B.P.: "Serviteur" de sa foi, "libéral" au sens originel, c'est à dire dans son acception du refus de toutes contraintes, des idées de tolérance, Fénelon n'a-t-il pas été l'un des pères des courants d'idées, non pas de démocratie, pas encore, en tous cas, mais de contestation des pouvoirs absolus, qui ont été à l'origine des courants des "Lumières", des encyclopédistes , donc des événements qui préparèrent la révolution française ? On ne prête qu'aux riches. Fénelon aurait-t-il été Franc Maçon ?

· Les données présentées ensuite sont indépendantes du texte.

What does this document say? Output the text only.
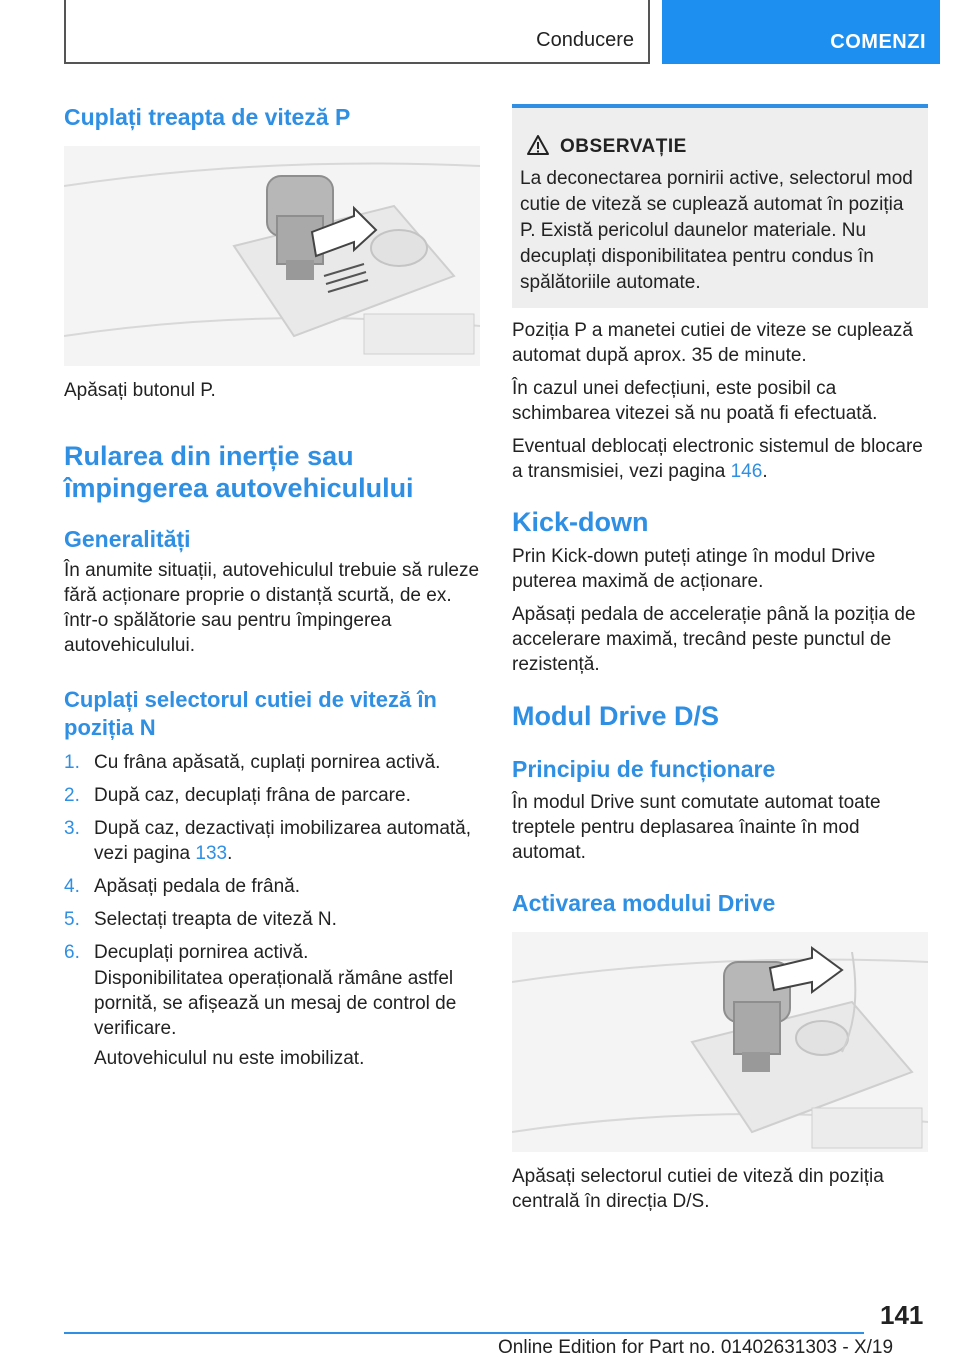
Conducere	COMENZI
Cuplați treapta de viteză P
Apăsați butonul P.
Rularea din inerție sau împingerea autovehiculului
Generalități
În anumite situații, autovehiculul trebuie să ruleze fără acționare proprie o distanță scurtă, de ex. într-o spălătorie sau pentru împingerea autovehiculului.
Cuplați selectorul cutiei de viteză în poziția N
1. Cu frâna apăsată, cuplați pornirea activă.
2. După caz, decuplați frâna de parcare.
3. După caz, dezactivați imobilizarea automată, vezi pagina 133.
4. Apăsați pedala de frână.
5. Selectați treapta de viteză N.
6. Decuplați pornirea activă.
Disponibilitatea operațională rămâne astfel pornită, se afișează un mesaj de control de verificare.
Autovehiculul nu este imobilizat.
OBSERVAȚIE
La deconectarea pornirii active, selectorul mod cutie de viteză se cuplează automat în poziția P. Există pericolul daunelor materiale. Nu decuplați disponibilitatea pentru condus în spălătoriile automate.
Poziția P a manetei cutiei de viteze se cuplează automat după aprox. 35 de minute.
În cazul unei defecțiuni, este posibil ca schimbarea vitezei să nu poată fi efectuată.
Eventual deblocați electronic sistemul de blocare a transmisiei, vezi pagina 146.
Kick-down
Prin Kick-down puteți atinge în modul Drive puterea maximă de acționare.
Apăsați pedala de accelerație până la poziția de accelerare maximă, trecând peste punctul de rezistență.
Modul Drive D/S
Principiu de funcționare
În modul Drive sunt comutate automat toate treptele pentru deplasarea înainte în mod automat.
Activarea modului Drive
Apăsați selectorul cutiei de viteză din poziția centrală în direcția D/S.
141
Online Edition for Part no. 01402631303 - X/19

F.P.: Ramsay a été initié franc-maçon, très probablement dans l'une des premières Loges constituées à Paris, dans les années 1725-1726. Jean Palou, auteur maçonnique et historien de profession, nous le présente ainsi : "Nous le voyons surtout beaucoup voyager. Il semble l'un de ces mystérieux passants à peine remarqués par l'histoire officielle, mais dont on peut apercevoir, par instant, l'importance et le rôle profond, dans des courants de pensée souterraine qui traversent les siècles et les peuples". Ramsay a tenu un rôle important dans la formation du rite de perfection d'où est né le "Rite Ecossais Ancien et Accepté".Les points forts de son action c'est d'abord son discours pour la réception dans l'ordre maçonnique de nouveaux membres, tenant les premières places dans la société de 1'époque, discours donnant, en quelque sorte, une doctrine à la Franc-Maçonnerie. Ensuite c'est la formulation et la création d'un nouveau grade qui est à l'origine de ce que l'on appelle les hauts grades, apportant à la pensée maçonnique des perspectives philosophiques et spirituelles d'une grande portée. Dans son activité incessante, Ramsay a été guidé par l'étude de certains ouvrages de Fénelon, particulièrement le "Télémaque"; lui même a d'ailleurs rédigé "Les voyages de Cyrus" livre dans lequel on relève des idées aussi bien d'origine maçonnique, que tirées des oeuvres de l'archevêque de Cambrai. Est-ce cela qui a pu faire dire que Fénelon aurait été franc maçon ? Chronologiquement, cela est impossible puisque il est décédé en 1715 et que les premières loges françaises n'ont été créées que 10 ans plus tard. Plus simplement on doit reconnaître que nombre d'idées formulées par lui ont nourri des courants de pensée très marquants dans le développement intellectuel de l'époque.
B.P.: “Télémaque" serait-il encore d'actualité ?
F.P.: On doit reconnaître que le "Télémaque" est l'ouvrage d'un maître de la Sagesse.
B.P.: Sagesse, l'un des termes de l'une des trilogies cher à nos coeurs de francs-maçons de la Grande Loge de France. Ce sera la conclusion de notre dialogue.